岩佐さんの水田で見つかったホウネンエビ
田植えが進む九重町町田の岩佐長寿さん(75)方の水田で“豊作の使者”として知られるホウネンエビが大量に泳いでいるのが見つかり、「ことしは実りの秋となりそう」と期待している。
岩佐さんは農業一筋、五十七年のベテラン。玖珠九重地方の味として高い人気を誇る「玖珠米」を無農薬栽培している。周囲の谷水を使い、品質にこだわり抜いてきた。田植え中に、見たことのない生き物が泳いでいるのに気付き、調べたところ、ホウネンエビと分かった。
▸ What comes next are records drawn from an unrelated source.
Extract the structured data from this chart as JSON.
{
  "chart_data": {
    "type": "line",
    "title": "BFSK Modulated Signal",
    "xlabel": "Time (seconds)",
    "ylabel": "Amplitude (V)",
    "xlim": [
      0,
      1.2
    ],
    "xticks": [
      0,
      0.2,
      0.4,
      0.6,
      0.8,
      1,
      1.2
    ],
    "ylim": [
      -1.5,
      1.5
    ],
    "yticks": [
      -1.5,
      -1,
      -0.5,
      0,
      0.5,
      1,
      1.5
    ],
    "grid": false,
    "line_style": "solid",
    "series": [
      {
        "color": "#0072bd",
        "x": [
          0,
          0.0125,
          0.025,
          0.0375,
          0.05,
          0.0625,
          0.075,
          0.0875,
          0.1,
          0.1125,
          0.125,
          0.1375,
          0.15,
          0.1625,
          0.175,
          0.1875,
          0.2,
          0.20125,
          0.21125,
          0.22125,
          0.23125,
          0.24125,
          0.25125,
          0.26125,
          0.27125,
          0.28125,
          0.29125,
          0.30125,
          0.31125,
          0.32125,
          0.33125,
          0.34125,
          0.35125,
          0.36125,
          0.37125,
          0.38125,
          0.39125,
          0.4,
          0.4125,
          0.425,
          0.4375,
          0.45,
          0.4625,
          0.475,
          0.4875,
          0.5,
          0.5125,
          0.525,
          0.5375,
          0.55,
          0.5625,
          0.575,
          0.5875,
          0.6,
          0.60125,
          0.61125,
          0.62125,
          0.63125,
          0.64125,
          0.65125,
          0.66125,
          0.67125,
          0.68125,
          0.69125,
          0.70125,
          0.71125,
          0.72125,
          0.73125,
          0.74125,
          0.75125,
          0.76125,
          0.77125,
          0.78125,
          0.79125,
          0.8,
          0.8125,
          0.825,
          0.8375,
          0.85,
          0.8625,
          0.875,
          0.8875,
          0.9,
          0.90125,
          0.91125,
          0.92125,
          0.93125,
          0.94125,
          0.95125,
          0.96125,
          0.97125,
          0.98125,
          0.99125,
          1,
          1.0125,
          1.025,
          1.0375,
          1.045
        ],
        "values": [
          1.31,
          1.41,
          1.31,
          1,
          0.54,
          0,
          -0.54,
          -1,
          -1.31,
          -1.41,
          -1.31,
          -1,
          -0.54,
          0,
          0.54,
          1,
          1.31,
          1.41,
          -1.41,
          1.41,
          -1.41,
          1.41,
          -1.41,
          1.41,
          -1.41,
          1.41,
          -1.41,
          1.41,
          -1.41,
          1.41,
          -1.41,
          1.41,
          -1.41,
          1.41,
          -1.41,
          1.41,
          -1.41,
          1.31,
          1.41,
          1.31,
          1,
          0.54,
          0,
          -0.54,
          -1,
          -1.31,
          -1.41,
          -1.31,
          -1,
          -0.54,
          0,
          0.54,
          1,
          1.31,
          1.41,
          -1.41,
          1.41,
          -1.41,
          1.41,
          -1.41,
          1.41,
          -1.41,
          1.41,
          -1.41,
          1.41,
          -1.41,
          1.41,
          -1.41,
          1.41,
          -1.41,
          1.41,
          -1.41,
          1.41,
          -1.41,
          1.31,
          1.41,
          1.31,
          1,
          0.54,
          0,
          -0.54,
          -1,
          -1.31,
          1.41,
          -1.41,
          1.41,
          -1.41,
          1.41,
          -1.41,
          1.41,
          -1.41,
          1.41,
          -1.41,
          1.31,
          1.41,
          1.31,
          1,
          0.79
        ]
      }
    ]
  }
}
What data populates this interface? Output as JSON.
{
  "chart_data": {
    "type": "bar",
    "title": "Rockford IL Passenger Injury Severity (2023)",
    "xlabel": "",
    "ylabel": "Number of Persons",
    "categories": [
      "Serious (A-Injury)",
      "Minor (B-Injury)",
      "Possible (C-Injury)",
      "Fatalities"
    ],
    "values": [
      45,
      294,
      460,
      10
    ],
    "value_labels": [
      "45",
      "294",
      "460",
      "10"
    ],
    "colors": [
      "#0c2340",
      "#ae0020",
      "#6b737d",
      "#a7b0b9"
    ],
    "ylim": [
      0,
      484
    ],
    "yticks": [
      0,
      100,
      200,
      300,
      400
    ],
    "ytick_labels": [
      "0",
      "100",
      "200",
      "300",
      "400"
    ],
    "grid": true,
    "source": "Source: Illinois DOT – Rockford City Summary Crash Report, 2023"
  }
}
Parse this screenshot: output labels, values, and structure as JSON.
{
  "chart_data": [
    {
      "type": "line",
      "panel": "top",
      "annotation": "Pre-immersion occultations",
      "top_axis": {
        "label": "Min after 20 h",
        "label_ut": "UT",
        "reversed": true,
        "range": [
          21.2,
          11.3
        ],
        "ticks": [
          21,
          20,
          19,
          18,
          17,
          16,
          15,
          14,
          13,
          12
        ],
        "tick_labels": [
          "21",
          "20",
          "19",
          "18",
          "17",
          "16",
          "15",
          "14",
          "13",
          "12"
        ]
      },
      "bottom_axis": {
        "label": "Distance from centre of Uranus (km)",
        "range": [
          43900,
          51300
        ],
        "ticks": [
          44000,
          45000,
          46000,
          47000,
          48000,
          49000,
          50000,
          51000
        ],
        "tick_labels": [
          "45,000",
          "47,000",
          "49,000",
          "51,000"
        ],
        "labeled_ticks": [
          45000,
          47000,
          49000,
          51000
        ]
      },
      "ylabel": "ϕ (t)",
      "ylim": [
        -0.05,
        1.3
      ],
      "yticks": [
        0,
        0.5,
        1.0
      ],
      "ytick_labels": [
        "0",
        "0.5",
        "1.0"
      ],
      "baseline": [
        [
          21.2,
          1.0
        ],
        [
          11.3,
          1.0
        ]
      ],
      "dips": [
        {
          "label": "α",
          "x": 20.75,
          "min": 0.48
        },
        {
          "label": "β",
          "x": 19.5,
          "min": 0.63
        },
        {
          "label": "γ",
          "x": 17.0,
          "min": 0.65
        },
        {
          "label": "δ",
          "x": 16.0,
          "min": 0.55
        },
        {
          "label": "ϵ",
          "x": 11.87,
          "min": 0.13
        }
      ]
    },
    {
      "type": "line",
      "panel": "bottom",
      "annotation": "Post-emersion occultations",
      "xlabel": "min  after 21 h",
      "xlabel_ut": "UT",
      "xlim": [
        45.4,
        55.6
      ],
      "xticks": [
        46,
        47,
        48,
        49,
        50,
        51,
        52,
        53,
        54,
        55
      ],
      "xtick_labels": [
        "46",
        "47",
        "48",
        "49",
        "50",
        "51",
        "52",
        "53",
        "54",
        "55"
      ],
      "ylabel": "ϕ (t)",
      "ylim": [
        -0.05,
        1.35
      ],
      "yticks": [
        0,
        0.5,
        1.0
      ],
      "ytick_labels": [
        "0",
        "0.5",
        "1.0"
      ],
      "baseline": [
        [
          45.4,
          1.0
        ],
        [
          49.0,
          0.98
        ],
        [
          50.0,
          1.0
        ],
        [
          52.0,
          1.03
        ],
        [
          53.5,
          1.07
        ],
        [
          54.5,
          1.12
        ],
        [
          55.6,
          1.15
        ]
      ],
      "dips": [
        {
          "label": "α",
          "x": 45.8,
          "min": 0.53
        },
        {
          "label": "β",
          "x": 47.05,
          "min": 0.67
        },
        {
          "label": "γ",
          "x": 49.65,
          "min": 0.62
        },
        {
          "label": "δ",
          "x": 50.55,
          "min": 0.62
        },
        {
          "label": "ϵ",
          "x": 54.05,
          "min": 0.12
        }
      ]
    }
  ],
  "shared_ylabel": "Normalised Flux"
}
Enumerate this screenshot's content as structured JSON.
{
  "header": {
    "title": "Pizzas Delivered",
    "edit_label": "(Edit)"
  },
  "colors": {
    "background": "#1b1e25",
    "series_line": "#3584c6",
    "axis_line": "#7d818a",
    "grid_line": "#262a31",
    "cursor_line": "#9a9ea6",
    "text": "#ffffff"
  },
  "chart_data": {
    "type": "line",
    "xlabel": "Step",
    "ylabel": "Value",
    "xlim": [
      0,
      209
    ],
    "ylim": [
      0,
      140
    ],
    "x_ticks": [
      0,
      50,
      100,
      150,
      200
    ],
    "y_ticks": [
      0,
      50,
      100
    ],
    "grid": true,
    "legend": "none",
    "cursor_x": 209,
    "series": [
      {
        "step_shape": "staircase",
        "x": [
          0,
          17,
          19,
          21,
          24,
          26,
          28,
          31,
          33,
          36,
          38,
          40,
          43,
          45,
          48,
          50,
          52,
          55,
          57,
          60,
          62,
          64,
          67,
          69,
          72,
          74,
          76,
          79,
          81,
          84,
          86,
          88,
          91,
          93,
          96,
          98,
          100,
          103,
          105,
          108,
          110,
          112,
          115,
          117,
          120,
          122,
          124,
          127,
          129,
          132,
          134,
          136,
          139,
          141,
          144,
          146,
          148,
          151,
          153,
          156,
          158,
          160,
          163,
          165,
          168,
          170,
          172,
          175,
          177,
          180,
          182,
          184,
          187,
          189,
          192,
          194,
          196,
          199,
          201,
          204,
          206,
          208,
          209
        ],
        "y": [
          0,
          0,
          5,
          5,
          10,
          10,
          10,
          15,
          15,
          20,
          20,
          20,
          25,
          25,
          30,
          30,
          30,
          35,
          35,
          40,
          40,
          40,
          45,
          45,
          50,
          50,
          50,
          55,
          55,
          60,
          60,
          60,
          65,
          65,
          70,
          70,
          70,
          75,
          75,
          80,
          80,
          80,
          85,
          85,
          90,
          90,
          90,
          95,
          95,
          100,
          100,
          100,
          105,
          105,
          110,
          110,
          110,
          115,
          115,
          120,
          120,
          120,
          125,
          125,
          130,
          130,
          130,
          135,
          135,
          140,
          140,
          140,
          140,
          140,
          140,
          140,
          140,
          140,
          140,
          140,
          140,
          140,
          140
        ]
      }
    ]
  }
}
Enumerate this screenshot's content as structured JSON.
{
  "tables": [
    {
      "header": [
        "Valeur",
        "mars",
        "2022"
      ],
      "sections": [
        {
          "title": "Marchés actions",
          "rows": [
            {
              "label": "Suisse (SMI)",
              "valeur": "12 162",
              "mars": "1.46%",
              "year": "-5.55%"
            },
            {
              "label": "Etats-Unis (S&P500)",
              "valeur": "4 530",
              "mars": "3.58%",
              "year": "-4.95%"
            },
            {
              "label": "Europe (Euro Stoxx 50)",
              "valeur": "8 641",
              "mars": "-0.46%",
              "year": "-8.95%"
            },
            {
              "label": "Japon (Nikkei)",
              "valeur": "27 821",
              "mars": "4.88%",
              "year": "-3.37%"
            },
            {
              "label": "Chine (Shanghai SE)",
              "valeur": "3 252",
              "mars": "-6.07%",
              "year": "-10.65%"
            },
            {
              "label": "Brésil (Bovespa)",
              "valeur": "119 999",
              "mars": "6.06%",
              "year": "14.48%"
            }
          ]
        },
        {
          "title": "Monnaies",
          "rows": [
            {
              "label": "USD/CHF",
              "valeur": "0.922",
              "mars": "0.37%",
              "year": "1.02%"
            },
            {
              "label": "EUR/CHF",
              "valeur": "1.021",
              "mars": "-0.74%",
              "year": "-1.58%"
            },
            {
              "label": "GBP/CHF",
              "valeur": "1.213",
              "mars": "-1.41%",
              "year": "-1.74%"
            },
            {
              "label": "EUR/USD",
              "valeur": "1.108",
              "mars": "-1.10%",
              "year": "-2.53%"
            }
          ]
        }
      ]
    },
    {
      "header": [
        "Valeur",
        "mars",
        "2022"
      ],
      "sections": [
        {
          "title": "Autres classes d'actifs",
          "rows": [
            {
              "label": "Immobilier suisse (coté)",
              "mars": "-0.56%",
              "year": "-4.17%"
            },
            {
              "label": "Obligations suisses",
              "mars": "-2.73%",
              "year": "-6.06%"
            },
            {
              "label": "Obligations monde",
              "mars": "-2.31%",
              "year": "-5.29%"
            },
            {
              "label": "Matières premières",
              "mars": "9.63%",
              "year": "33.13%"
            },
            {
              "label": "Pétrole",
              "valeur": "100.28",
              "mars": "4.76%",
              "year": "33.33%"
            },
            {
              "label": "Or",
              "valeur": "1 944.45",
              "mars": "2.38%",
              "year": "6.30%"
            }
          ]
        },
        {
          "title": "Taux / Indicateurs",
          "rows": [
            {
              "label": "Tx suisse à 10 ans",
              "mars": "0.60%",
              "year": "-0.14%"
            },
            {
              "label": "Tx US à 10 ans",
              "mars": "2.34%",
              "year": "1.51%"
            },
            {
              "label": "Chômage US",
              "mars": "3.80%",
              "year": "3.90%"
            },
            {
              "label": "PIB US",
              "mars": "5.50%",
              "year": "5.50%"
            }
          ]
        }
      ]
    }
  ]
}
ホウネンエビは「豊年」が名前の由来。大量に発生した水田は豊作になるとのいわれがあるという。初夏に見られ、体長一・五―二センチほどの小形の甲殻類。尾は赤く、体は環境によって、緑や茶色っぽいものなどがいる。あおむけになって泳ぐのが特徴。
大分市の大分マリーンパレス水族館「うみたまご」によると、農薬の使用が激しかった時代は数が減少。ホウネンエビがすめる環境は健全な生態系が保たれており、安全でおいしい米が収穫できる豊かな水田の証拠だとという。